When I repeat this, I also get a more fragmented file: 24258 extents versus 25. However, the 8s figure isn't saying much out of context. In my run, restore speed is a factor 100 better than with dense restore: 2.09s vs. 3m20.56s. To simulate what happens when we actually use the file, I ran sha256sum:

$ time sha256sum /tmp/restore-dense/tmp/test.img 
07d217ebccc55480b7afa191674ec5da87f2d14efbc04dbc7e40efe345f16776  /tmp/restore-dense/tmp/test.img

real	1m17.382s
user	1m13.928s
sys	0m1.920s
$ time sha256sum /tmp/restore-sparse/tmp/test.img 
07d217ebccc55480b7afa191674ec5da87f2d14efbc04dbc7e40efe345f16776  /tmp/restore-sparse/tmp/test.img

real	1m17.524s
user	1m13.449s
sys	0m4.072s

The system time is up by 2x, but the wallclock time is the same. I then copied the files into /dev/null:

# First the original, as a baseline.
$ dd if=/tmp/test.img of=/dev/null bs=4096
4194304+0 records in
4194304+0 records out
17179869184 bytes (17 GB, 16 GiB) copied, 6.19832 s, 2.8 GB/s
$ dd if=/tmp/restore-dense/tmp/test.img of=/dev/null bs=4096
4194304+0 records in
4194304+0 records out
17179869184 bytes (17 GB, 16 GiB) copied, 190.28 s, 90.3 MB/s
$ dd if=/tmp/restore-sparse/tmp/test.img of=/dev/null bs=4096
4194304+0 records in
4194304+0 records out
17179869184 bytes (17 GB, 16 GiB) copied, 5.89015 s, 2.9 GB/s

That's a factor 32 faster and on par with the completely sparse file, despite the additional fragmentation.
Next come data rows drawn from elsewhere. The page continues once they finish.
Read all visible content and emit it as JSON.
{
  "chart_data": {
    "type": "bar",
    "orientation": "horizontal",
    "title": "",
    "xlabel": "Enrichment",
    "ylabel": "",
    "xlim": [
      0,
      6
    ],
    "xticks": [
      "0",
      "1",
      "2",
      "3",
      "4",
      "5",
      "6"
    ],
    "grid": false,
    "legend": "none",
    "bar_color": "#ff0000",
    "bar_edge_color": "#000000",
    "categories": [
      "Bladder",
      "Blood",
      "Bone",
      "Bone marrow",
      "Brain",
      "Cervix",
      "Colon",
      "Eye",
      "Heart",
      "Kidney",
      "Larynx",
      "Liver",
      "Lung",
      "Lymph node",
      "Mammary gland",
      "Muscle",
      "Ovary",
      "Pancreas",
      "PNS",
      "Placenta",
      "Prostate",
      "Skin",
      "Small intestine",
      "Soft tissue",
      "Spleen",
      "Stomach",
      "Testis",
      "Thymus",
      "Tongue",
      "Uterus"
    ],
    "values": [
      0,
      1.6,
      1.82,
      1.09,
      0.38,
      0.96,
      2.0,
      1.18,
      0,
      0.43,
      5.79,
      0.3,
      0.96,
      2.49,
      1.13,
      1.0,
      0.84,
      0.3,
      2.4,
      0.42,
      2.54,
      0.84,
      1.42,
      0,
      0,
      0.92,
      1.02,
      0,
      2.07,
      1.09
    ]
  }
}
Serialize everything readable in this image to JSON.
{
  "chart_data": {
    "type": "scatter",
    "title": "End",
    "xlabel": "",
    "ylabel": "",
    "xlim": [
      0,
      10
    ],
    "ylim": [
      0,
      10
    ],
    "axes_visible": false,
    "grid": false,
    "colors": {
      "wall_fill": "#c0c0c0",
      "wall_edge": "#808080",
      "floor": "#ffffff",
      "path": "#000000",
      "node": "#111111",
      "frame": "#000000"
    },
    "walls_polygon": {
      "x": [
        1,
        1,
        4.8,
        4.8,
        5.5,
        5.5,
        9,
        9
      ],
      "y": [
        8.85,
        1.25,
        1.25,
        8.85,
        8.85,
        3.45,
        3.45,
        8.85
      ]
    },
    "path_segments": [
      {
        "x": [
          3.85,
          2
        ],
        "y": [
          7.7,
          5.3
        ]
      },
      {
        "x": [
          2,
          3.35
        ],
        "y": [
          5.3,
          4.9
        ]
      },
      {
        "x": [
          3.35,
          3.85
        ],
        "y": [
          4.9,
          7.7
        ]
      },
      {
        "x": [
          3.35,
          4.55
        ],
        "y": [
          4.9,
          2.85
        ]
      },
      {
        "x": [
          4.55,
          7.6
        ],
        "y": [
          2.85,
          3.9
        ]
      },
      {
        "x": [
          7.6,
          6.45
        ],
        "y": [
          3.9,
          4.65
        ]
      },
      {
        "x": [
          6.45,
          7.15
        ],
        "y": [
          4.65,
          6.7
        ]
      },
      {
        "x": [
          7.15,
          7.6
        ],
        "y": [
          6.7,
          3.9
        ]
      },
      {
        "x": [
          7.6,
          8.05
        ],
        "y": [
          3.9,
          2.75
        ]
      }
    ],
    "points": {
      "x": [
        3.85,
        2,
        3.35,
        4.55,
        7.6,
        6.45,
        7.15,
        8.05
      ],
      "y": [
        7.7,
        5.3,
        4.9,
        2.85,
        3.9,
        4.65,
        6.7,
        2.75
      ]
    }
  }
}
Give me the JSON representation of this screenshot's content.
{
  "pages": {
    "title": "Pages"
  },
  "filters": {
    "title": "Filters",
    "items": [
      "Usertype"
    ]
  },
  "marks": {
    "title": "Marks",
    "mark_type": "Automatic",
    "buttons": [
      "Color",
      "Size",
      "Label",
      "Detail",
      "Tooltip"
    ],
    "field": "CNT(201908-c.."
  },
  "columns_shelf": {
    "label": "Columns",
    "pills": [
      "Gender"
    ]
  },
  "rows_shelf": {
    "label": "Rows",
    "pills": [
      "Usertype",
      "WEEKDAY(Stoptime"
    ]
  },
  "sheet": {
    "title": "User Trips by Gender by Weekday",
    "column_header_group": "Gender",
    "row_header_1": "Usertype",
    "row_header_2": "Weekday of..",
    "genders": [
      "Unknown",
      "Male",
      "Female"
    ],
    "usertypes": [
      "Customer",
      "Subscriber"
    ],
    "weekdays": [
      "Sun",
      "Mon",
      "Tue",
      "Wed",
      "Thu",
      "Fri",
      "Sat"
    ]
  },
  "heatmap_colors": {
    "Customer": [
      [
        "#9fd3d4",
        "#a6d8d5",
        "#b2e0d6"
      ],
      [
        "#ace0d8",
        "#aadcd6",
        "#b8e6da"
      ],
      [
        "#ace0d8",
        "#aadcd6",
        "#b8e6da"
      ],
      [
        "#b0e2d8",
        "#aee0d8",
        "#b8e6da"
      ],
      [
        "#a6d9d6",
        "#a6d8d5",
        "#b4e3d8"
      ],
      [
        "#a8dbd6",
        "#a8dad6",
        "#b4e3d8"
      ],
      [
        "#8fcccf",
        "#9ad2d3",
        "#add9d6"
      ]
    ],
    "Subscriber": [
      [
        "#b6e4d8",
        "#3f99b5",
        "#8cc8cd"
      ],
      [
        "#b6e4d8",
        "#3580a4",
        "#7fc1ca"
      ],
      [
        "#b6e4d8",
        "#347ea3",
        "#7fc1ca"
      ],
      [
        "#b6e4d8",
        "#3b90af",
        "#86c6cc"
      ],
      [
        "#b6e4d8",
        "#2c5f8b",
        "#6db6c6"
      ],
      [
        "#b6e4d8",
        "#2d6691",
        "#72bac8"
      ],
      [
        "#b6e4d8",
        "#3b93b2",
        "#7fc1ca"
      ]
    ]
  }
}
This is on Linux/amd64 with an ext4 fs on an old spinning disk.

All this is not to say that there's no room for improvement. I can try to restore the Truncate dance.

[dionorgua]

I think that it's better to wait for @fd0 feedback to understand chances about merging this in any form.

[greatroar]

I already did it. Restore speed is unchanged here, so I think the 8s you were observing was just the time to fetch the backup from the repo.

[MichaelEischer]

I agree with @ifedorenko that the proper solution would be to have restic backup and restore the original sparseness of a file.
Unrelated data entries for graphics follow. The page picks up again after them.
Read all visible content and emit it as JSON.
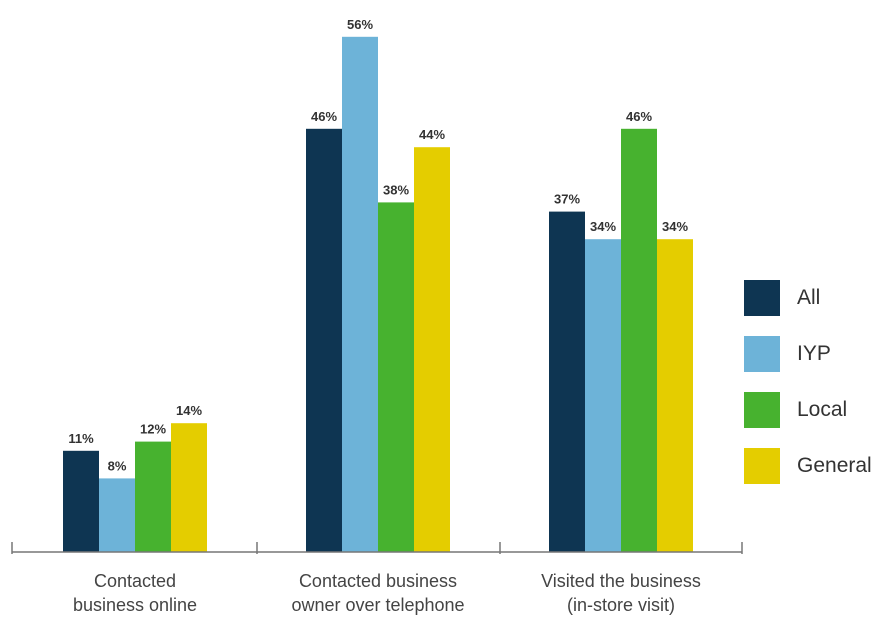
{
  "chart_data": {
    "type": "bar",
    "categories": [
      [
        "Contacted",
        "business online"
      ],
      [
        "Contacted business",
        "owner over telephone"
      ],
      [
        "Visited the business",
        "(in-store visit)"
      ]
    ],
    "series": [
      {
        "name": "All",
        "color": "#0e3552",
        "values": [
          11,
          46,
          37
        ]
      },
      {
        "name": "IYP",
        "color": "#6db3d8",
        "values": [
          8,
          56,
          34
        ]
      },
      {
        "name": "Local",
        "color": "#47b22f",
        "values": [
          12,
          38,
          46
        ]
      },
      {
        "name": "General",
        "color": "#e4cd00",
        "values": [
          14,
          44,
          34
        ]
      }
    ],
    "value_labels": [
      [
        "11%",
        "46%",
        "37%"
      ],
      [
        "8%",
        "56%",
        "34%"
      ],
      [
        "12%",
        "38%",
        "46%"
      ],
      [
        "14%",
        "44%",
        "34%"
      ]
    ],
    "ylim": [
      0,
      56
    ],
    "legend_position": "right",
    "grid": false,
    "title": "",
    "xlabel": "",
    "ylabel": ""
  }
}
Unless I'm mistaken, it's possible to add new fields to the JSON data structures without breaking backwards compatibility as long as these fields are optional. That way we could add a list of the holes in a file to the JSON node of a sparse file. To keep this backwards compatible, restic would still have to create the usual blob list. However, it should be possible to optimize this process a bit by using the information about (large) sparse sections to add all zero blobs for these without actually reading these sections.

An older restic version then could safely ignore the sparseness information. Known sparse sections of a file upfront would also allow the restorer to preallocate space on disk to reduce fragmentation.
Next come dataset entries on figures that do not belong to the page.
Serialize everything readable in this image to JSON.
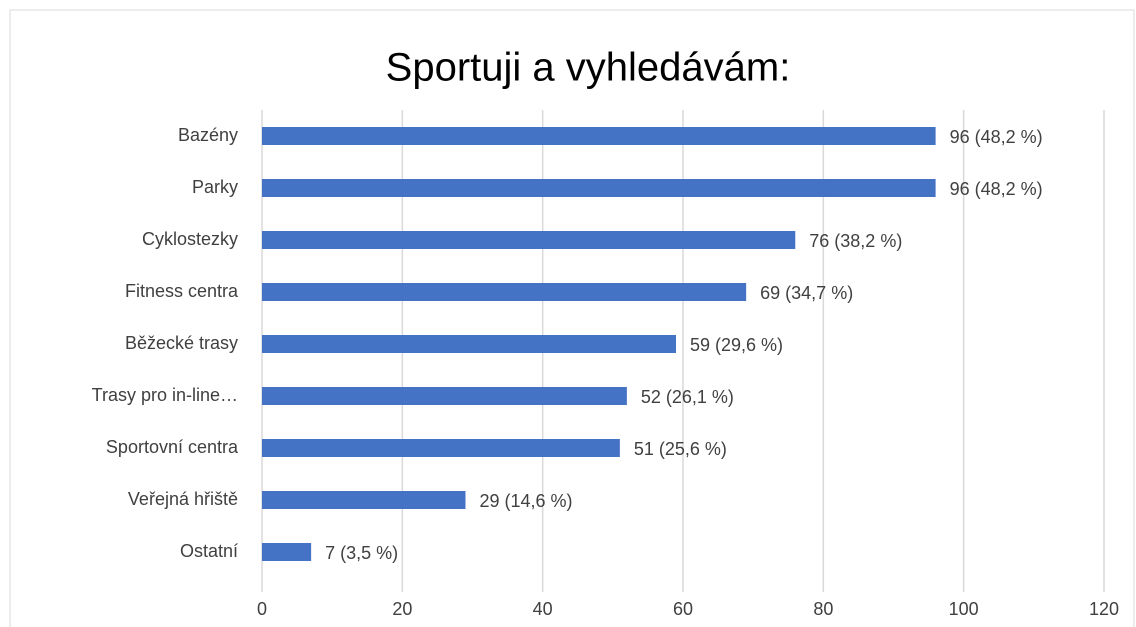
{
  "chart_data": {
    "type": "bar",
    "orientation": "horizontal",
    "title": "Sportuji a vyhledávám:",
    "categories": [
      "Bazény",
      "Parky",
      "Cyklostezky",
      "Fitness centra",
      "Běžecké trasy",
      "Trasy pro in-line…",
      "Sportovní centra",
      "Veřejná hřiště",
      "Ostatní"
    ],
    "values": [
      96,
      96,
      76,
      69,
      59,
      52,
      51,
      29,
      7
    ],
    "value_labels": [
      "96 (48,2 %)",
      "96 (48,2 %)",
      "76 (38,2 %)",
      "69 (34,7 %)",
      "59 (29,6 %)",
      "52 (26,1 %)",
      "51 (25,6 %)",
      "29 (14,6 %)",
      "7 (3,5 %)"
    ],
    "color": "#4472c4",
    "xlim": [
      0,
      120
    ],
    "xticks": [
      0,
      20,
      40,
      60,
      80,
      100,
      120
    ],
    "grid": true
  }
}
Regarding the current implementation: the WriteAt method of the partialFile is racy as there's no synchronization and multiple WriteAt calls for the same file can be active at the same time. Besides it would be much cleaner to truncate the file to its final size right from the start and then later on just fill in relevant file parts. Only removing 0-prefixes seems kind of arbitrary. Why not skip a 0-suffix of a large stretch of zeros within a chunk? Or just all zero chunks?

[greatroar]

WriteAt should not need synchronization:

Clients of WriteAt can execute parallel WriteAt calls on the same destination if the ranges do not overlap.

Regarding the prefix-only heuristic, it's a speed hack, but if we want to preserve sparsity information, the whole point is of course moot. I'll close this PR.